The Alaska Board of Fisheries concludes its 2025-26 meeting cycle with a five-day session starting tomorrow in Anchorage on
statewide finfish and supplemental issues.
Among the more notable issues, a trio of proposals (170, 171 and 172) would constrain pink and chum production from salmon hatcheries. Two of the proposals are from the Kenai River Sportfishing Association.
Another trio of proposals (163, 164 and 165) would appear to make life tougher for trawlers. The proposals are from an organization called the Alaska Healthy Habitat Alliance.
Proposal 163 would define all trawls operating in state waters as bottom contact gear.
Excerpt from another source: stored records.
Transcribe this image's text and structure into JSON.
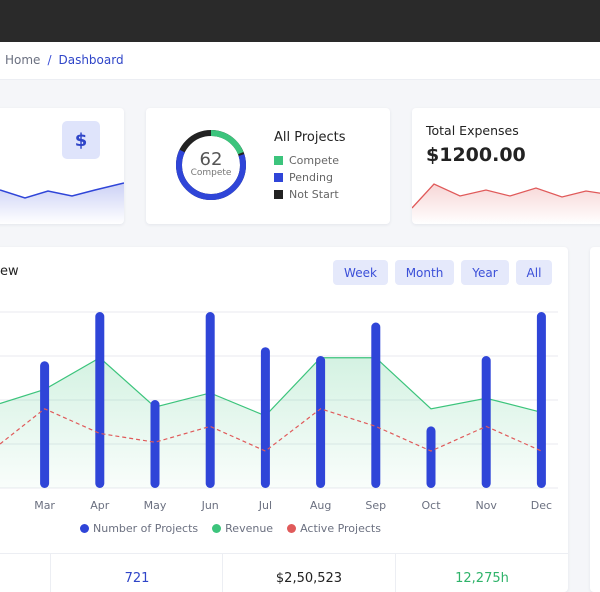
{
  "breadcrumb": {
    "home": "Home",
    "separator": "/",
    "current": "Dashboard"
  },
  "revenue_card": {
    "icon": "dollar-icon",
    "icon_glyph": "$"
  },
  "projects_card": {
    "title": "All Projects",
    "donut_value": "62",
    "donut_label": "Compete",
    "legend": [
      {
        "label": "Compete",
        "color": "#3cc47c"
      },
      {
        "label": "Pending",
        "color": "#2f45d8"
      },
      {
        "label": "Not Start",
        "color": "#222222"
      }
    ]
  },
  "expenses_card": {
    "title": "Total Expenses",
    "value": "$1200.00"
  },
  "overview": {
    "title": "ew",
    "filters": [
      {
        "label": "Week",
        "active": true
      },
      {
        "label": "Month",
        "active": false
      },
      {
        "label": "Year",
        "active": false
      },
      {
        "label": "All",
        "active": false
      }
    ]
  },
  "chart_data": {
    "type": "bar",
    "categories": [
      "Mar",
      "Apr",
      "May",
      "Jun",
      "Jul",
      "Aug",
      "Sep",
      "Oct",
      "Nov",
      "Dec"
    ],
    "series": [
      {
        "name": "Number of Projects",
        "type": "bar",
        "color": "#2f45d8",
        "values": [
          72,
          100,
          50,
          100,
          80,
          75,
          94,
          35,
          75,
          100
        ]
      },
      {
        "name": "Revenue",
        "type": "area",
        "color": "#3cc47c",
        "values": [
          56,
          74,
          46,
          54,
          41,
          74,
          74,
          45,
          51,
          43
        ]
      },
      {
        "name": "Active Projects",
        "type": "line-dashed",
        "color": "#e05a5a",
        "values": [
          45,
          31,
          26,
          35,
          21,
          45,
          35,
          21,
          35,
          21
        ]
      }
    ],
    "ylim": [
      0,
      100
    ],
    "grid": true,
    "legend_position": "bottom"
  },
  "stats": [
    {
      "value": "721",
      "color": "#2f45c8"
    },
    {
      "value": "$2,50,523",
      "color": "#222222"
    },
    {
      "value": "12,275h",
      "color": "#2fb36a"
    }
  ]
}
Proposal 164 would "establish bottom contact monitoring requirements for pelagic trawl gear."
The Alaska Whitefish Trawlers Association hates these trawl proposals, commenting in a letter to the board:
There seems to be an assumption that trawlers operating in the Gulf of Alaska and Prince William Sound regularly put their pelagic nets on the bottom. This is not accurate. The seafloor in the GOA and PWS are rocky, and our pelagic nets are relatively delicate. Contact with the bottom (or sunken shipwrecks) shreds our nets, requiring time-consuming and expensive repairs or replacement, and lost fishing time. On average a pelagic trawl net alone for our members costs $110,000, and we are not going to intentionally damage an expensive piece of gear.